Zum 62. Mal wurden in Los Angeles die "Oscars" vergeben

Es gab einen großen Gewinner am Montagabend im Dorothy Chandler Pavillon in Los Angeles. Dabei saß der Mann weder im Publikum, noch war er überhaupt nominiert. Aber sein Name fiel öfter als jeder andere. Denn keiner der vier Gewinner für DRIVING MISS DAISY ließ es sich nehmen, sich besonders herzlich bei dem leer ausgegangenen Regisseur Bruce Beresford zu bedanken. Da MISS DAISY den Oscar für den besten Film gewann, kam es zu einer so seltenen wie seltsamen Konstellation, die es seit 1932 nicht mehr gegeben hatte. Daß der Regisseur des besten Films nicht einmal zu den Nominierten gehörte. Damals gewann Grand Hotel, dessen Regisseur nicht einmal in die Endausscheidung gekommen war.

Die Entscheidung für MISS DAISY war nicht gerade eine Überraschung, aber sie setzte den Schlußpunkt unter die Niederlage von Oliver Stones Post-Vietnam-Film GEBOREM AM 4. JULI, der nach den Golden Globes noch als Favorit gegolten hatte. Immerhin gelang es Oliver Stone zum zweitenmal nach PLATOON als Regisseur ausgezeichnet zu werden.

Sein Hauptdarsteller Tom Cruise jedoch war über die eigene Favoritenrolle gestolpert. Viele der 4700 Akademie-Mitglieder scheinen sich am Ende doch noch an Cruises seichte Anfänge als Schauspieler erinnert zu haben und entschieden sich für Daniel Day Lewis und seine Darstellung des schwer körperbehinderten irischen Dichters Christy Brown in MEIN LINKER FUSS. Lewis bedankte sich im voraus bei der Akademie für das fröhliche Wochenende, das ihm dieser Oscar in Dublin bescheren wird. Prost!
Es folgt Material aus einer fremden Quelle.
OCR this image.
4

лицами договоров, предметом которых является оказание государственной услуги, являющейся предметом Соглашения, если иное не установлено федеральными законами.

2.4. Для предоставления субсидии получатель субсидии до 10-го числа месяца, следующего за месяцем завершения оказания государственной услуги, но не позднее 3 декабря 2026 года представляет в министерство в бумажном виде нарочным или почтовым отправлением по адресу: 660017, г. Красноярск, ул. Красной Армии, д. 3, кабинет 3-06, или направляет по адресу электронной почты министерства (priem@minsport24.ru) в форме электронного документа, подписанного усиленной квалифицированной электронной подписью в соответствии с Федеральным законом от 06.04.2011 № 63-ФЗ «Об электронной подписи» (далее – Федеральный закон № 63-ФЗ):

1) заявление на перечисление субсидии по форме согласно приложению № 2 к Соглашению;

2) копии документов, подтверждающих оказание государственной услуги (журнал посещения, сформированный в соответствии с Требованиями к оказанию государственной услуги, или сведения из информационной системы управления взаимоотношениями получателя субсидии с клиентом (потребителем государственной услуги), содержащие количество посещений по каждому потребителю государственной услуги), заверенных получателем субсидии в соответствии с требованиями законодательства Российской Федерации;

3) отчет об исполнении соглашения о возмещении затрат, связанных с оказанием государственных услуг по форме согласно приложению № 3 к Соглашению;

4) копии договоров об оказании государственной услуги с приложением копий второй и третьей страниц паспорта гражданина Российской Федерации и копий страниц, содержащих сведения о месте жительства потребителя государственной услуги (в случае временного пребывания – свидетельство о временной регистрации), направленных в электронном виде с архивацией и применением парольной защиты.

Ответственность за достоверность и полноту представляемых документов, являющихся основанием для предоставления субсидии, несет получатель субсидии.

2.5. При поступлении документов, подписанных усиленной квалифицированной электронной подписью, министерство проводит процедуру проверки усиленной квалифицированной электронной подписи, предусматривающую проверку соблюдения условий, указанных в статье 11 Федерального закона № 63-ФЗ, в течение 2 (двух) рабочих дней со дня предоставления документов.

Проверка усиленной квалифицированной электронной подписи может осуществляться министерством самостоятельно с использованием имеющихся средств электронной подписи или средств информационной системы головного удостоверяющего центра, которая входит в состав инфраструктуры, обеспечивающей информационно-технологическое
Bei den Frauen gewann die Miss Daisy, Jessica Tandy, erwartungsgemäß gegen Michelle Pfeiffer und bekam dafür stehende Ovationen. Gleiches wurde Akira Kurosawa zuteil, den die Akademie für sein Lebenswerk auszeichnete und der an diesem Tag auch noch Geburtstag feierte. Ein anderer Veteran sorgte für die zweite große Überraschung des Abends. Der englische Regisseur und Kameramann Freddie Francis bekam für seine Arbeit in dem schwarzen Bürgerkriegsfilm GLORY den Oscar für die beste Kamera, der Deutsche Michael Ballhaus ging zum wiederholten Male leer aus. Zwei andere Deutsche gewannen jedoch eher unbemerkt einen Oscar: Wolfgang und Christoph Lauenstein wurden für ihren Kurzzeichentrickfilm BALANCE ausgezeichnet, ihre Statuette bekamen sie von Bugs Bunny überreicht.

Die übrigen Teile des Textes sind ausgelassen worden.